Halloween II picks up immediately where Halloween left off. Insane killer Michael Myers has survived his confrontation with Dr. Loomis and is loose once again in Haddonfield, Illinois. Laurie Strode has been loaded into an ambulance and taken to the hospital. Michael cuts his way through a few of the local townsfolk, then he, of course, manages to make his own way to the hospital, seemingly with the goal of finishing off Laurie once and for all. He takes his time about the task. It’s the middle of the night in a small town on edge, yet the hospital seems to have only five or six employees on staff and a couple of horny EMTs running around, and no cops either guarding or questioning the only surviving victim from a crime that occurred just hours before. Laurie also seems to be the only patient in the place, yet Michael makes quite a roundabout trip on his way to Laurie’s bedside. Had he marched right on in like a man on a mission, this film could have been wrapped up in about thirty minutes.
Slasher flicks ask their audiences to suspend quite a bit of disbelief, and Halloween II is no different. This film has got holes galore. Nothing major, though. That is, nothing dense enough that the story collapses in on itself. However, Michael Myers is a senseless killer, and apparently the filmmakers decided the senseless part was what they would focus on.

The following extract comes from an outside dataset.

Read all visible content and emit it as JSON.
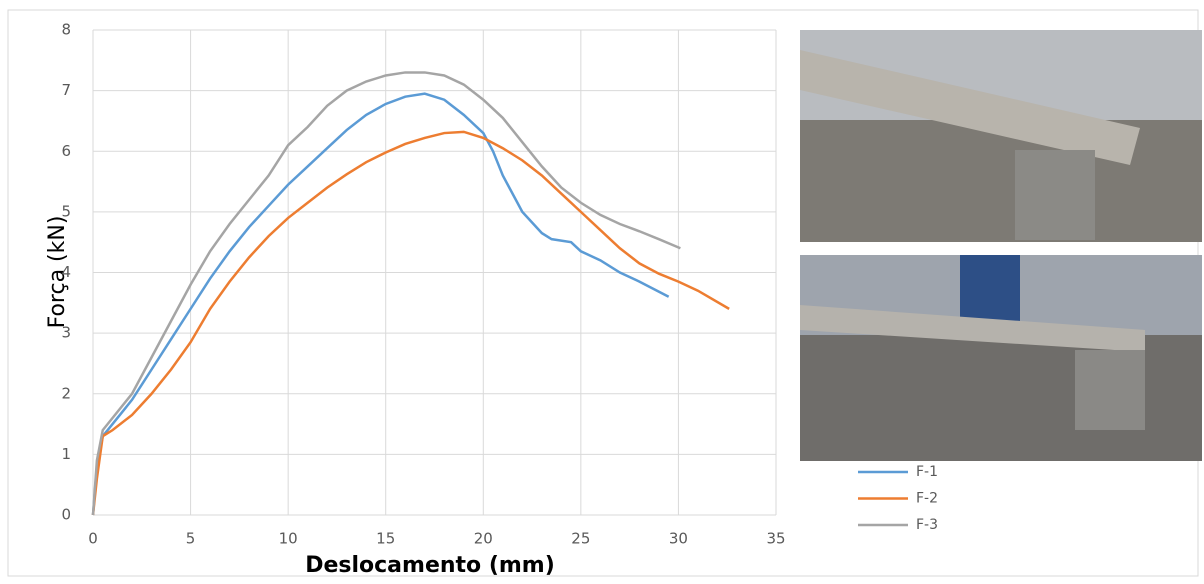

Probably my favorite moment in the film is when Michael kills one of the nurses by scalding her to death in a hydrotherapy tub. The water is hot enough to peel the skin from her face, yet we see Michael plunge his own arm into the water over and over again without harm. That’s classic b-movie stuff right there. The filmmakers didn’t care if it made sense. All they knew is, they thought of a cool way to waste one of the characters, and they ran with it.
Meanwhile, while Michael is stalking and murdering everyone in the hospital except the one person he really wants dead, Loomis is running around town waving his gun around like a mad man trying to find out where Michael is. He’s got the cops on his side, amazingly enough. Loomis is right, Michael is still loose and needs to be stopped, but Loomis is walking the razor’s edge himself at this point, and one has to be amazed at the high threshold for bullshit the cops in Haddonfield have. Very polite folk, indeed.

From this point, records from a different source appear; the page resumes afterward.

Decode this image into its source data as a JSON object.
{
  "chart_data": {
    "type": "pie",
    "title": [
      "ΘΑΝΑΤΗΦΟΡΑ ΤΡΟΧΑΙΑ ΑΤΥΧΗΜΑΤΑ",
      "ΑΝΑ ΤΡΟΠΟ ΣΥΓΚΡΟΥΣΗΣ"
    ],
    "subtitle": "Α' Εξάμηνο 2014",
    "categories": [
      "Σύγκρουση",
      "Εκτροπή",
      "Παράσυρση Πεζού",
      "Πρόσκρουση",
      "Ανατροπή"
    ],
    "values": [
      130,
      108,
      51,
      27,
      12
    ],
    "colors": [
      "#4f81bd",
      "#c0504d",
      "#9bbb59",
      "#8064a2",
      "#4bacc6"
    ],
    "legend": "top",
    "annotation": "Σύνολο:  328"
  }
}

And the star of the film, Jamie Lee Curtis? She spends the majority of the flick laying in her hospital bed, exhausted both mentally and physically by her ordeal from the first film. That would be understandable, if this were real life. But it’s not. She’s being stalked by a guy who recently took six bullets to the chest and got up like nothing happened. Come on, Laurie, get out of the bed and do something. The poor girl spent two entire acts of the film on her back. That’s no way to treat a main character.
The three principal characters finally come together for last act shenanigans, resulting in an explosive finale designed to top the ending of the first film. Unfortunately, that’s just not possible. In order to top a classic, a film has to at least be a classic.
This was a close one to score. I was leaning towards Alien: Resurrection until I actually pictured a couple scenes from that movie in my mind’s eye and my stomach began to hurt. Halloween II is better than Alien: Resurrection.